At other times you stand at the rendezvous point like a stalker waiting for the girl. Someone approaches. Ok, here goes nothing. You can do it. Mayor. Bang Town. ‘Hi, Molly is it?’ 

‘Um, no.’

Shit shit shit shit shit. ‘Oh, sorry. You looked like someone I know.’ She gives you that knowing look.

‘You’re on a Tinder Date aren’t you?’

Fuck fuck fuck fuck fuck. ‘Ha, nearly. Just have to work out what she looks like in real life. Awkward.’

But, without a doubt, the scariest part of the verification is the fear that the girl will be taller than you. You see a girl that looks sort of like the picture and she is taller than you, by a noticeable amount. Tom Cruise and Katie Holmes taller than you. I can’t spend a date with someone noticeably taller than me.

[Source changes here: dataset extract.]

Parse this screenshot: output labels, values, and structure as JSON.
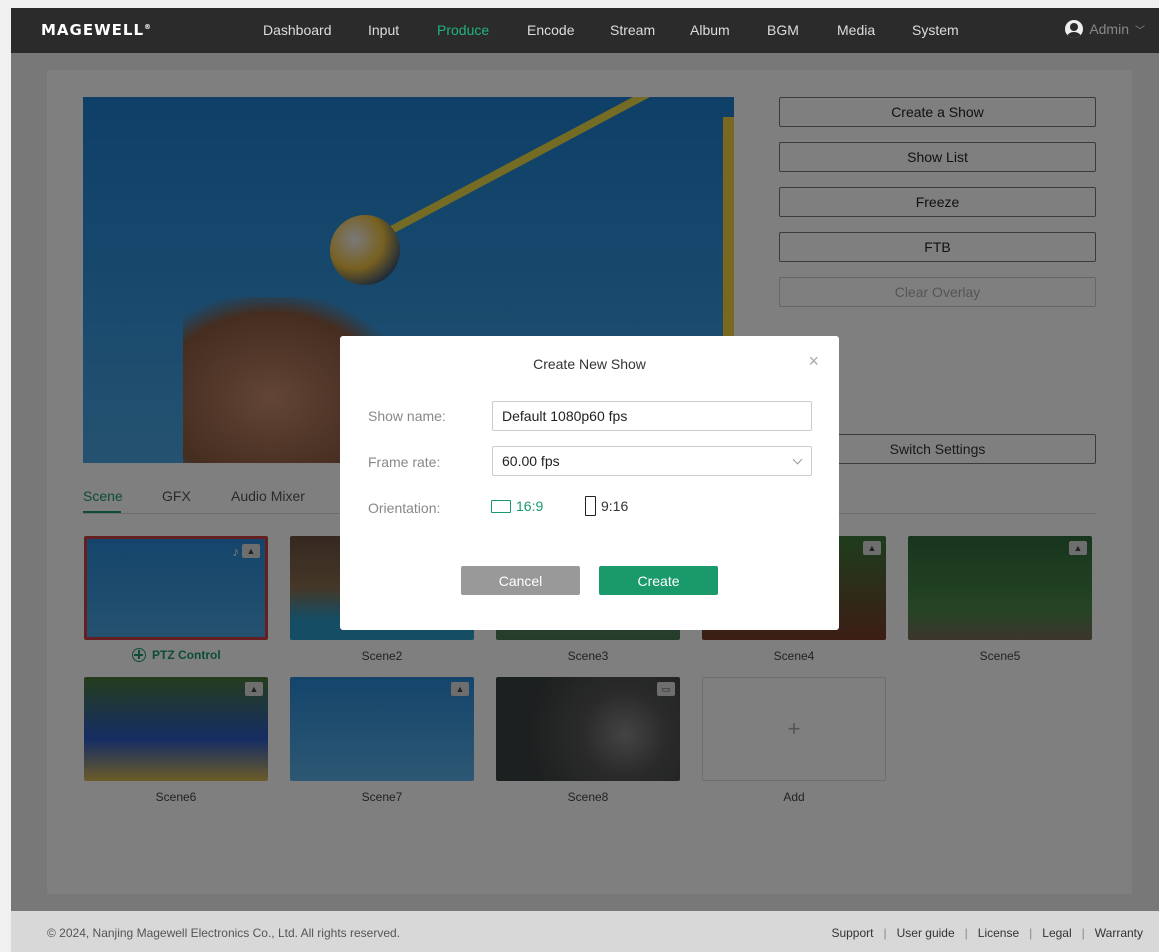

When I feel small so does my confidence and I end up feeling like a child. Probably like Tom Cruise. But I guess he had worse problems.

But finally, you got past that step. Congratulations! Now it’s down to your personality! Fuck.

The first date is fun. Good bar, good drinks, good chat. New Tinder date, you take her to the same bar, have the same drinks, have the same conversation. Why tinker (tinder?) with a solid formula? And so on and so on. Some girls you bring back, others you never see again. Quickly the dates blur into one encounter. The girls start to all look the same, sound the same, act the same. There is nothing with the dates themselves. It’s just with Tinder the frequency increases of dates and that’s when they all start to lose that excitement. It doesn’t feel as fresh. You just go through the motions. You feel safe using conversation from a previous encounter.

And that is the problem with Tinder. Whatever you want to get from it, be it sex or just something to do on a Tuesday night, do it more than a couple of times and it becomes a study in monotony. You end up so cynical and numb having the same conversation, doing the same thing. It doesn’t feel natural. It takes away from the fun of meeting someone spontaneously and feeling a mutual attraction. Where once was that raw nervousness and excitement now is just a list to be ticked off.

So I tried Tinder. It’s fun briefly but quickly becomes rubbish. Personally, I’m going stick to spontaneously hitting it off with someone. I don’t know when or how, but that’s what makes it fun every time.